Architecture: RAG workspace + schema-validated HTML document templates
An internal knowledge assistant that ingests office documents into a shared vector workspace, answers questions with retrieval-grounded chat, and generates structured HTML documents from uploaded templates—validated with Zod, previewed in React, and exported to PDF on the server.
Built as a single Next.js 16 application deployed to the edge on Cloudflare Workers via OpenNext, with a full retrieval-augmented generation (RAG) pipeline and a template platform that evolved from markdown payloads to a fixed block grammar and section DAGs.

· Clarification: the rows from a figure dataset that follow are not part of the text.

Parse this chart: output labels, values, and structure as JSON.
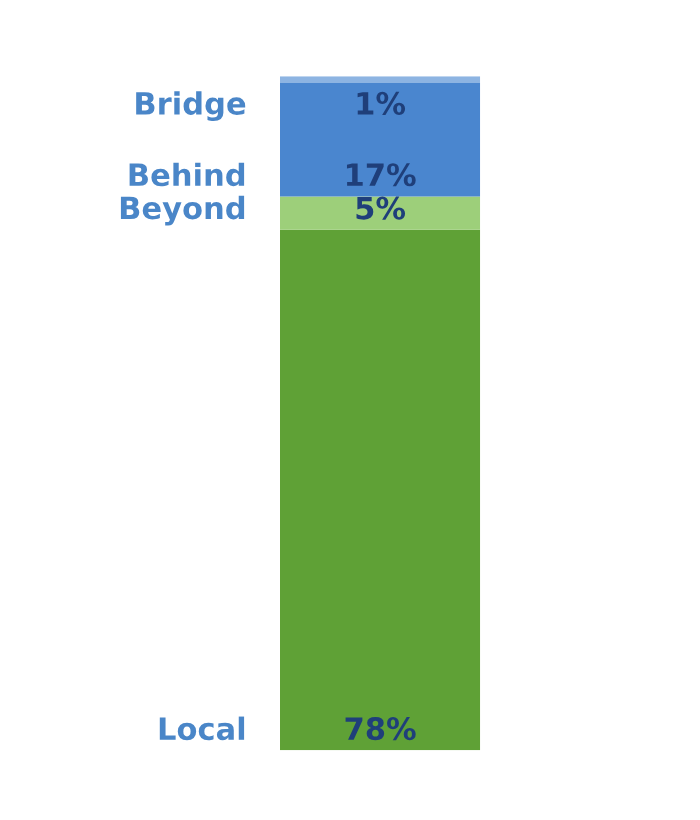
{
  "chart_data": {
    "type": "bar",
    "stacked": true,
    "categories": [
      null
    ],
    "data_labels": true,
    "series": [
      {
        "name": "Local",
        "color": "#5fa136",
        "values": [
          78
        ],
        "value_labels": [
          "78%"
        ]
      },
      {
        "name": "Beyond",
        "color": "#9dcf7a",
        "values": [
          5
        ],
        "value_labels": [
          "5%"
        ]
      },
      {
        "name": "Behind",
        "color": "#4a86cf",
        "values": [
          17
        ],
        "value_labels": [
          "17%"
        ]
      },
      {
        "name": "Bridge",
        "color": "#8db4e2",
        "values": [
          1
        ],
        "value_labels": [
          "1%"
        ]
      }
    ]
  }
}
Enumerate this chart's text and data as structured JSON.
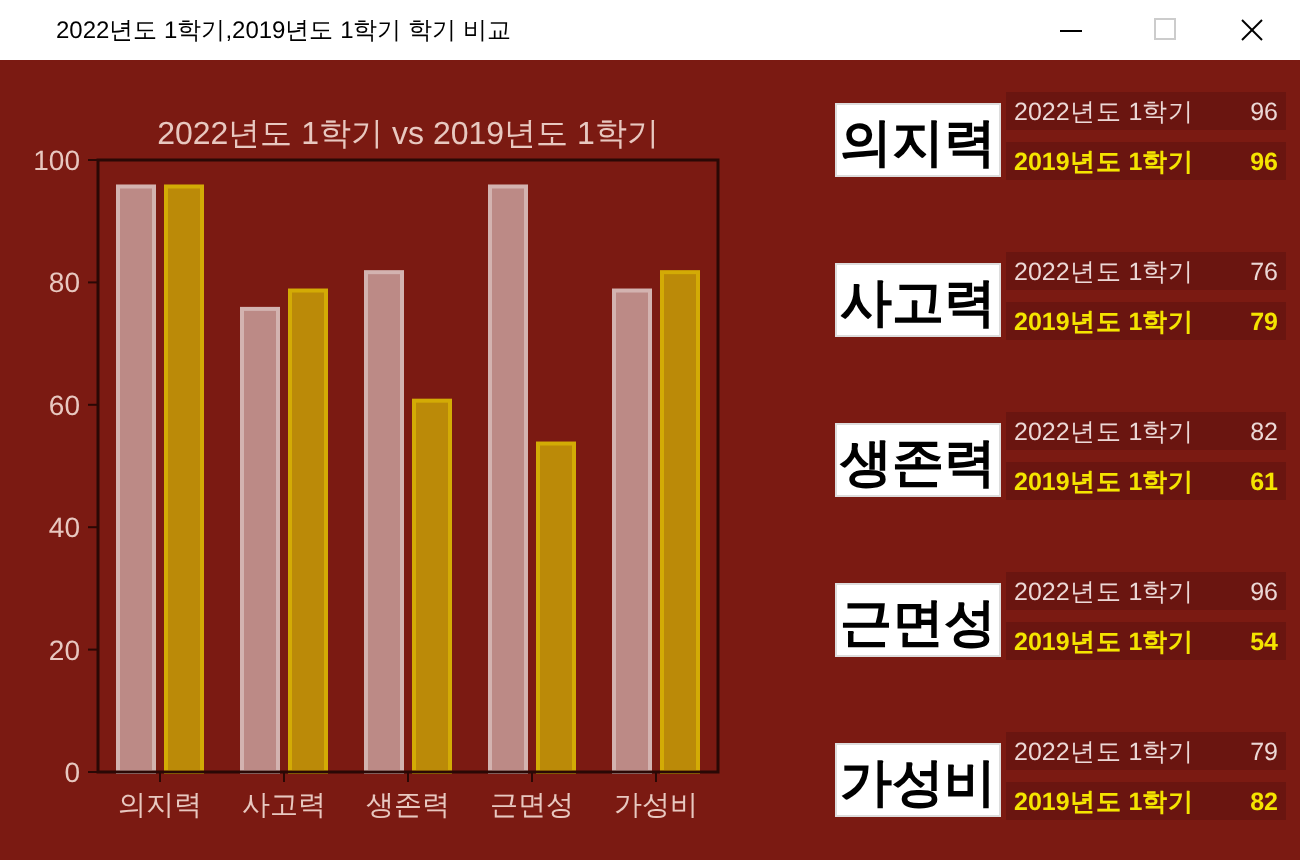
{
  "chart_data": [
    {
      "type": "bar",
      "title": "2022년도 1학기 vs 2019년도 1학기",
      "annotations": [
        "2022년도 1학기,2019년도 1학기 학기 비교"
      ],
      "categories": [
        "의지력",
        "사고력",
        "생존력",
        "근면성",
        "가성비"
      ],
      "series": [
        {
          "color": "#bc8a86",
          "values": [
            96,
            76,
            82,
            96,
            79
          ]
        },
        {
          "color": "#bb8a08",
          "values": [
            96,
            79,
            61,
            54,
            82
          ]
        }
      ],
      "ylim": [
        0,
        100
      ],
      "yticks": [
        0,
        20,
        40,
        60,
        80,
        100
      ]
    },
    {
      "type": "other",
      "categories": [
        "의지력",
        "사고력",
        "생존력",
        "근면성",
        "가성비"
      ],
      "series": [
        {
          "name": "2022년도 1학기",
          "values": [
            96,
            76,
            82,
            96,
            79
          ]
        },
        {
          "name": "2019년도 1학기",
          "values": [
            96,
            79,
            61,
            54,
            82
          ]
        }
      ],
      "data_labels": true
    }
  ]
}
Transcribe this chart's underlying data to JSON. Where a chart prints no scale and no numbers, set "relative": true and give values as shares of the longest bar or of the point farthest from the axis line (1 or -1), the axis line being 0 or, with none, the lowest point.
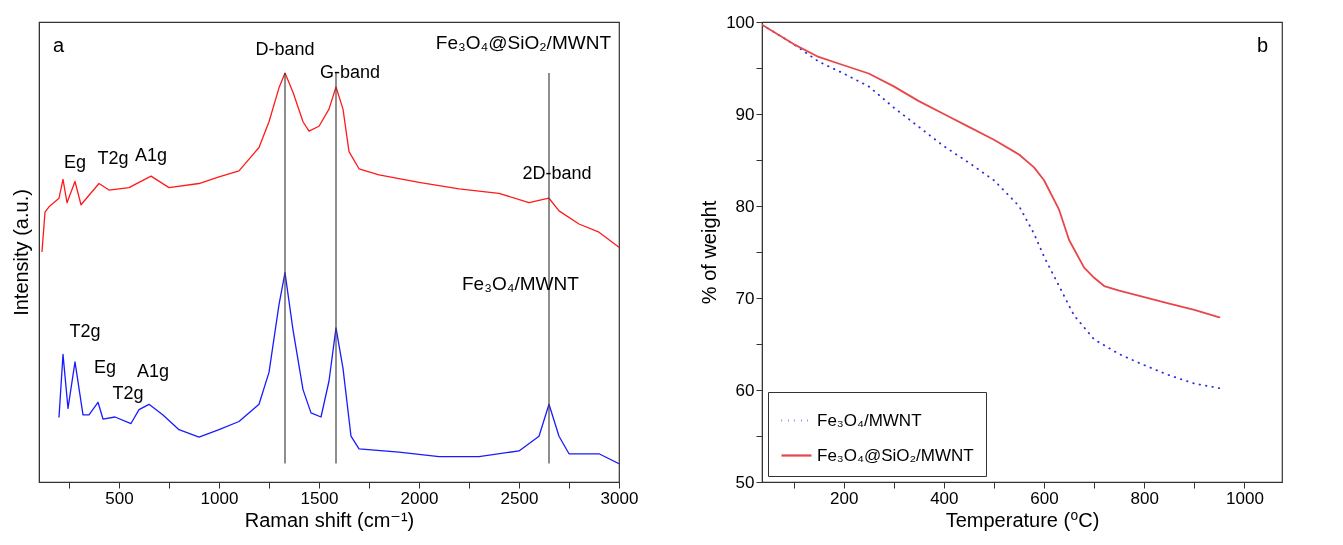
{
  "chart_data": [
    {
      "type": "line",
      "xlabel": "Raman shift (cm⁻¹)",
      "ylabel": "Intensity (a.u.)",
      "relative": true,
      "tick_labels": "x",
      "xlim": [
        100,
        3000
      ],
      "xticks": [
        {
          "value": 250,
          "label": null
        },
        500,
        {
          "value": 750,
          "label": null
        },
        1000,
        {
          "value": 1250,
          "label": null
        },
        1500,
        {
          "value": 1750,
          "label": null
        },
        2000,
        {
          "value": 2250,
          "label": null
        },
        2500,
        {
          "value": 2750,
          "label": null
        },
        3000
      ],
      "annotations": [
        "a",
        "Fe₃O₄@SiO₂/MWNT",
        "Fe₃O₄/MWNT",
        {
          "text": "D-band",
          "x": 1330,
          "y": 1
        },
        {
          "text": "G-band",
          "x": 1585,
          "y": 0.966
        },
        {
          "text": "2D-band",
          "x": 2650,
          "y": 0.694
        },
        {
          "text": "Eg",
          "x": 220,
          "y": 0.74
        },
        {
          "text": "T2g",
          "x": 280,
          "y": 0.735
        },
        {
          "text": "A1g",
          "x": 660,
          "y": 0.748
        },
        {
          "text": "T2g",
          "x": 220,
          "y": 0.312
        },
        {
          "text": "Eg",
          "x": 280,
          "y": 0.294
        },
        {
          "text": "T2g",
          "x": 395,
          "y": 0.195
        },
        {
          "text": "A1g",
          "x": 650,
          "y": 0.19
        }
      ],
      "ref_lines": [
        {
          "axis": "x",
          "value": 1330,
          "color": "#444444"
        },
        {
          "axis": "x",
          "value": 1585,
          "color": "#444444"
        },
        {
          "axis": "x",
          "value": 2650,
          "color": "#444444"
        }
      ],
      "series": [
        {
          "color": "#ff1a1a",
          "x": [
            115,
            130,
            150,
            200,
            220,
            240,
            280,
            310,
            400,
            450,
            550,
            660,
            750,
            900,
            1000,
            1100,
            1200,
            1250,
            1300,
            1330,
            1370,
            1420,
            1450,
            1500,
            1550,
            1585,
            1620,
            1650,
            1700,
            1800,
            2000,
            2200,
            2400,
            2550,
            2650,
            2700,
            2800,
            2900,
            3000
          ],
          "values": [
            0.564,
            0.66,
            0.673,
            0.694,
            0.74,
            0.683,
            0.735,
            0.678,
            0.73,
            0.714,
            0.72,
            0.748,
            0.72,
            0.73,
            0.746,
            0.761,
            0.818,
            0.881,
            0.964,
            1,
            0.953,
            0.881,
            0.858,
            0.87,
            0.912,
            0.966,
            0.912,
            0.808,
            0.766,
            0.751,
            0.733,
            0.717,
            0.706,
            0.683,
            0.694,
            0.663,
            0.631,
            0.611,
            0.574
          ]
        },
        {
          "color": "#1a1aff",
          "x": [
            200,
            220,
            245,
            280,
            320,
            350,
            395,
            420,
            480,
            560,
            600,
            650,
            720,
            800,
            900,
            1000,
            1100,
            1200,
            1250,
            1300,
            1330,
            1370,
            1420,
            1460,
            1510,
            1550,
            1585,
            1620,
            1660,
            1700,
            1900,
            2100,
            2300,
            2500,
            2600,
            2650,
            2700,
            2750,
            2900,
            3000
          ],
          "values": [
            0.159,
            0.312,
            0.18,
            0.294,
            0.164,
            0.164,
            0.195,
            0.154,
            0.159,
            0.143,
            0.177,
            0.19,
            0.164,
            0.128,
            0.11,
            0.128,
            0.148,
            0.19,
            0.268,
            0.434,
            0.512,
            0.372,
            0.226,
            0.169,
            0.159,
            0.247,
            0.377,
            0.278,
            0.112,
            0.081,
            0.073,
            0.062,
            0.062,
            0.076,
            0.112,
            0.19,
            0.112,
            0.069,
            0.069,
            0.045
          ]
        }
      ]
    },
    {
      "type": "line",
      "xlabel": "Temperature (⁰C)",
      "ylabel": "% of weight",
      "xlim": [
        37,
        1075
      ],
      "ylim": [
        50,
        100
      ],
      "xticks": [
        {
          "value": 100,
          "label": null
        },
        200,
        {
          "value": 300,
          "label": null
        },
        400,
        {
          "value": 500,
          "label": null
        },
        600,
        {
          "value": 700,
          "label": null
        },
        800,
        {
          "value": 900,
          "label": null
        },
        1000
      ],
      "yticks": [
        50,
        {
          "value": 55,
          "label": null
        },
        60,
        {
          "value": 65,
          "label": null
        },
        70,
        {
          "value": 75,
          "label": null
        },
        80,
        {
          "value": 85,
          "label": null
        },
        90,
        {
          "value": 95,
          "label": null
        },
        100
      ],
      "legend": "bottom left",
      "annotations": [
        "b"
      ],
      "series": [
        {
          "name": "Fe₃O₄/MWNT",
          "color": "#2b2bdd",
          "line_style": "dotted",
          "x": [
            37,
            100,
            150,
            200,
            250,
            300,
            350,
            400,
            450,
            500,
            550,
            580,
            600,
            630,
            660,
            700,
            750,
            800,
            850,
            900,
            950
          ],
          "values": [
            99.7,
            97.6,
            95.7,
            94.4,
            93.0,
            90.7,
            88.6,
            86.5,
            84.7,
            82.8,
            80.0,
            77.0,
            74.5,
            71.3,
            68.1,
            65.5,
            63.9,
            62.7,
            61.6,
            60.7,
            60.2
          ]
        },
        {
          "name": "Fe₃O₄@SiO₂/MWNT",
          "color": "#e8474a",
          "line_style": "solid",
          "x": [
            37,
            100,
            150,
            200,
            250,
            300,
            350,
            400,
            450,
            500,
            550,
            580,
            600,
            630,
            650,
            680,
            700,
            720,
            750,
            800,
            850,
            900,
            950
          ],
          "values": [
            99.7,
            97.6,
            96.2,
            95.3,
            94.4,
            93.0,
            91.4,
            90.0,
            88.6,
            87.2,
            85.6,
            84.2,
            82.8,
            79.6,
            76.3,
            73.3,
            72.2,
            71.3,
            70.8,
            70.1,
            69.4,
            68.7,
            67.9
          ]
        }
      ]
    }
  ]
}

Showcase notice: This document describes the system design and representative implementation patterns. The public repository omits runnable application source, secrets, client payloads, and proprietary template copy. Operational runbooks and environment setup live alongside the full codebase when present.
- What it does
- System overview
- Stack and why
- Architecture evolution
- Key flows
- Auth and access control
- Edge runtime decisions
- Project shape
- Notable engineering decisions
- What I would improve next
- Ingest knowledge documents (PDF, Word, Excel) uploaded by signed-in users: extract text, chunk, embed, upsert vectors, persist originals and metadata in object storage.
- Answer questions with optional workspace retrieval, chunk-level traceability back to source documents, and explicit "do not invent" grounding in the system prompt.
- Manage a shared template catalog stored in object storage (not vectorized): JSON envelopes describing HTML or Excel document shells.
- Generate structured documents from chat using one of three strategies: conversational markdown, two-phase brief → document compose, or a section DAG for graph-registered templates.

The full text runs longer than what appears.